Problem Statement
What are the most suitable HA / host isolation settings where the environment uses Storage (IBM SVC) with FC connectivity via a dedicated highly available Storage Area Network (SAN) fabric where ESXi Management and Virtual Machine traffic run over a highly available data network?
Requirements
1. Ensure in the event of one or more hosts becoming isolated, the environment responds in an automated manner to recover VMs where possible
Assumptions
1.The Network is highly available (>99.999% availability)
2. The Storage is highly available (>99.999% availability)
3. vSphere 5.0 or later
4. ESXi hosts are connected to the network via two physical separate switches via two physical NICs
Constraints
1. FC (Block) based storage
Motivation
1. Meet/Exceed availability requirements
2. Minimize the chance of a false positive isolation event
Architectural Decision
Turn off the default isolation address by setting the below advanced setting
“das.usedefaultisolationaddress” = False
Configure three (3) isolation addresses by setting the below advanced settings
“das.isolationaddress1″ = 192.168.1.1 (Core Router)
“das.isolationaddress2″ = 192.168.1.2 (Core Switch 1 )
“das.isolationaddress3″ = 192.168.1.3 (Core Switch 2 )
Configure Datastore Heartbeating with “Select any of the clusters datastores”

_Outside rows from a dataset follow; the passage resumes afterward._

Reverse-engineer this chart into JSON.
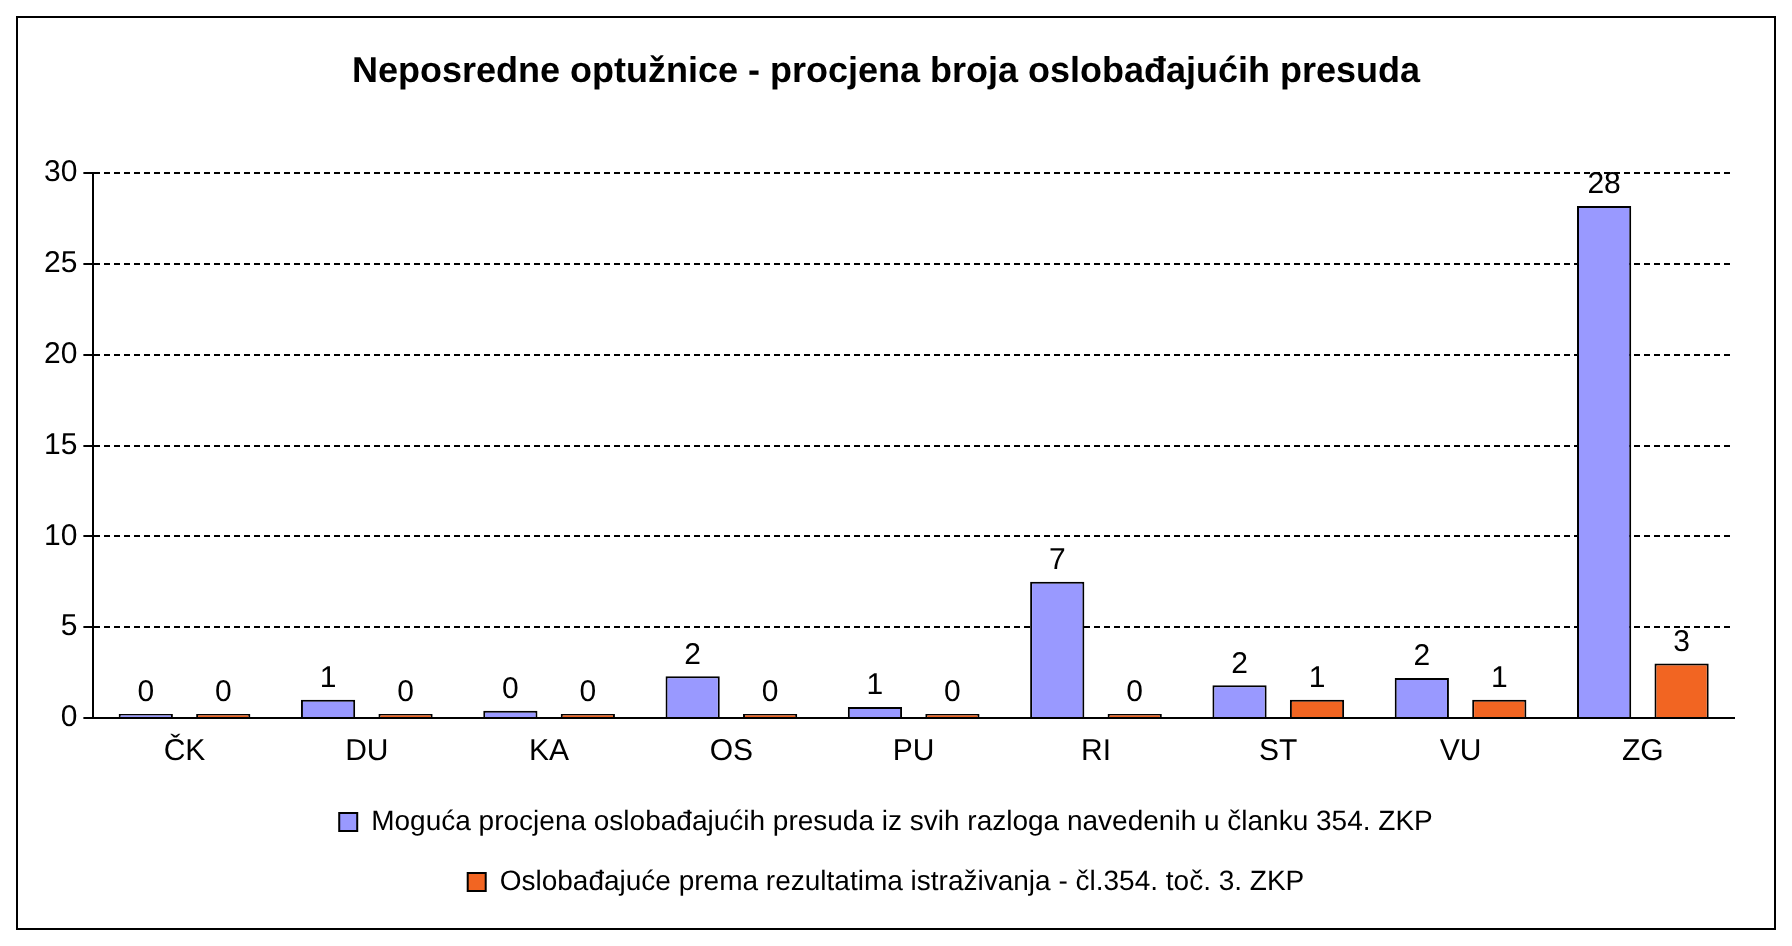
{
  "chart_data": {
    "type": "bar",
    "title": "Neposredne optužnice - procjena broja oslobađajućih presuda",
    "categories": [
      "ČK",
      "DU",
      "KA",
      "OS",
      "PU",
      "RI",
      "ST",
      "VU",
      "ZG"
    ],
    "series": [
      {
        "name": "Moguća procjena oslobađajućih presuda iz svih razloga navedenih u članku 354. ZKP",
        "color": "#9999ff",
        "values": [
          0.2,
          1.0,
          0.4,
          2.3,
          0.6,
          7.5,
          1.8,
          2.2,
          28.2
        ],
        "value_labels": [
          "0",
          "1",
          "0",
          "2",
          "1",
          "7",
          "2",
          "2",
          "28"
        ]
      },
      {
        "name": "Oslobađajuće prema rezultatima istraživanja - čl.354. toč. 3. ZKP",
        "color": "#f26522",
        "values": [
          0,
          0,
          0,
          0,
          0,
          0,
          1.0,
          1.0,
          3.0
        ],
        "value_labels": [
          "0",
          "0",
          "0",
          "0",
          "0",
          "0",
          "1",
          "1",
          "3"
        ]
      }
    ],
    "ylim": [
      0,
      30
    ],
    "yticks": [
      0,
      5,
      10,
      15,
      20,
      25,
      30
    ],
    "grid": "y",
    "legend": "bottom"
  }
}
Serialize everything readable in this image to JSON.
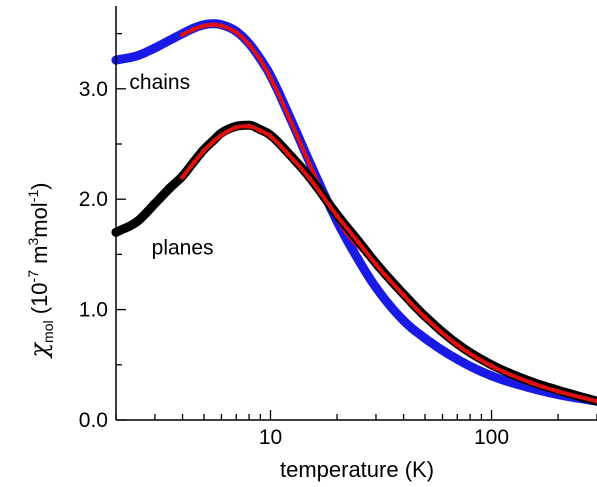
{
  "chart_data": {
    "type": "scatter",
    "title": "",
    "xlabel": "temperature (K)",
    "ylabel": {
      "symbol": "χ",
      "subscript": "mol",
      "unit_open": " (10",
      "exp1": "-7",
      "unit_mid": " m",
      "exp2": "3",
      "unit_mol": "mol",
      "exp3": "-1",
      "unit_close": ")"
    },
    "xscale": "log",
    "xlim": [
      2,
      300
    ],
    "ylim": [
      0,
      3.75
    ],
    "grid": false,
    "x_tick_labels": [
      {
        "value": 10,
        "label": "10"
      },
      {
        "value": 100,
        "label": "100"
      }
    ],
    "y_tick_labels": [
      {
        "value": 0,
        "label": "0.0"
      },
      {
        "value": 1,
        "label": "1.0"
      },
      {
        "value": 2,
        "label": "2.0"
      },
      {
        "value": 3,
        "label": "3.0"
      }
    ],
    "annotations": [
      {
        "text": "chains",
        "x": 2.3,
        "y": 3.0
      },
      {
        "text": "planes",
        "x": 2.9,
        "y": 1.5
      }
    ],
    "series": [
      {
        "role": "chains-data",
        "color": "#1a1ae6",
        "x": [
          2.0,
          2.5,
          3.0,
          3.5,
          4.0,
          4.5,
          5.0,
          5.5,
          6.0,
          7.0,
          8.0,
          9.0,
          10.0,
          12.0,
          15.0,
          20.0,
          25.0,
          30.0,
          40.0,
          50.0,
          70.0,
          100.0,
          150.0,
          200.0,
          300.0
        ],
        "y": [
          3.26,
          3.3,
          3.37,
          3.44,
          3.5,
          3.55,
          3.58,
          3.59,
          3.58,
          3.52,
          3.41,
          3.27,
          3.12,
          2.78,
          2.34,
          1.8,
          1.45,
          1.2,
          0.9,
          0.74,
          0.55,
          0.4,
          0.29,
          0.23,
          0.17
        ]
      },
      {
        "role": "chains-fit",
        "color": "#e01010",
        "x": [
          4.0,
          4.5,
          5.0,
          5.5,
          6.0,
          7.0,
          8.0,
          9.0,
          10.0,
          12.0,
          15.0,
          18.0,
          22.0,
          27.0,
          30.0
        ],
        "y": [
          3.49,
          3.54,
          3.57,
          3.58,
          3.57,
          3.51,
          3.4,
          3.26,
          3.1,
          2.76,
          2.32,
          1.98,
          1.7,
          1.5,
          1.4
        ]
      },
      {
        "role": "planes-data",
        "color": "#000000",
        "x": [
          2.0,
          2.5,
          3.0,
          3.5,
          4.0,
          4.5,
          5.0,
          5.5,
          6.0,
          7.0,
          8.0,
          9.0,
          10.0,
          12.0,
          15.0,
          20.0,
          25.0,
          30.0,
          40.0,
          50.0,
          70.0,
          100.0,
          150.0,
          200.0,
          300.0
        ],
        "y": [
          1.7,
          1.8,
          1.96,
          2.1,
          2.21,
          2.34,
          2.45,
          2.53,
          2.6,
          2.66,
          2.67,
          2.63,
          2.58,
          2.42,
          2.2,
          1.86,
          1.62,
          1.42,
          1.14,
          0.94,
          0.69,
          0.5,
          0.35,
          0.27,
          0.17
        ]
      },
      {
        "role": "planes-fit",
        "color": "#e01010",
        "x": [
          4.0,
          4.5,
          5.0,
          5.5,
          6.0,
          7.0,
          8.0,
          9.0,
          10.0,
          12.0,
          15.0,
          20.0,
          25.0,
          30.0,
          40.0,
          50.0,
          70.0,
          100.0,
          150.0,
          200.0,
          300.0
        ],
        "y": [
          2.2,
          2.33,
          2.44,
          2.52,
          2.58,
          2.65,
          2.66,
          2.62,
          2.57,
          2.41,
          2.19,
          1.85,
          1.61,
          1.41,
          1.13,
          0.93,
          0.68,
          0.49,
          0.34,
          0.26,
          0.17
        ]
      }
    ]
  }
}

Configure Host Isolation Response to: “Shutdown”
Justification
1. When using FC storage, it is possible for the Management and Virtual Machine Networks to be unavailable, while the Storage network is working perfectly. In this case Virtual machines may not be able to communicate to other servers, but can continuing reading/writing from disk. In this case, they will likely not be servicing customer workloads, as such, Shutting the VM down gracefully allows HA to restart the VM/s on host/s which are not isolated gives the VM a greater chance of being able to resume servicing workloads than remaining on an isolated host.
2. Datastore heartbeating will allow HA to confirm if the host is “isolated” or “failed”. In either case, Shutting down the VM will allow HA to recover the VM on a surviving host.
3. As all storage is presented via Active/Active IBM SVC controllers, there is no benefit is specifying specific datastores to be used for heartbeating
4. The selected isolation addresses were chosen as they are both highly available devices in the network which are essential for network communication and cover the core routing and switching components in the network.
5. In an environment where the Network is highly available an isolation event is extremely unlikely as such, where the three (3) isolation addresses cannot be contacted, it is unlikely the network can be restored in a timely manner OR the host has suffered multiple concurrent failures (eg: Multiple Network Cards) and performing a controlled shutdown helps ensure when the network is recovered, the VMs are brought back up in a consistent state, OR in the event the isolation impacts only a subset of ESXi hosts in the cluster, the VM/s can be recovered by HA and resume normal operations.
Alternatives
1. Set Host isolation response to “Leave Powered On”
2. Do not use Datastore heartbeating
3. Use the default isolation address
Implications
1. In the event the host cannot reach any of the isolation addresses, virtual machines will be Shutdown
2. Using “Shutdown” as opposed to “Power off” ensures a graceful shutdown of the guest operating system, however this will delay the HA restart of the VM for up to 5 mins (300 seconds) if VMware Tools is unable to do a controlled shutdown, in which case after 300 seconds a “Power Off” will be executed.
3. In the unlikely event of network instability, VMs may be Shutdown prematurely.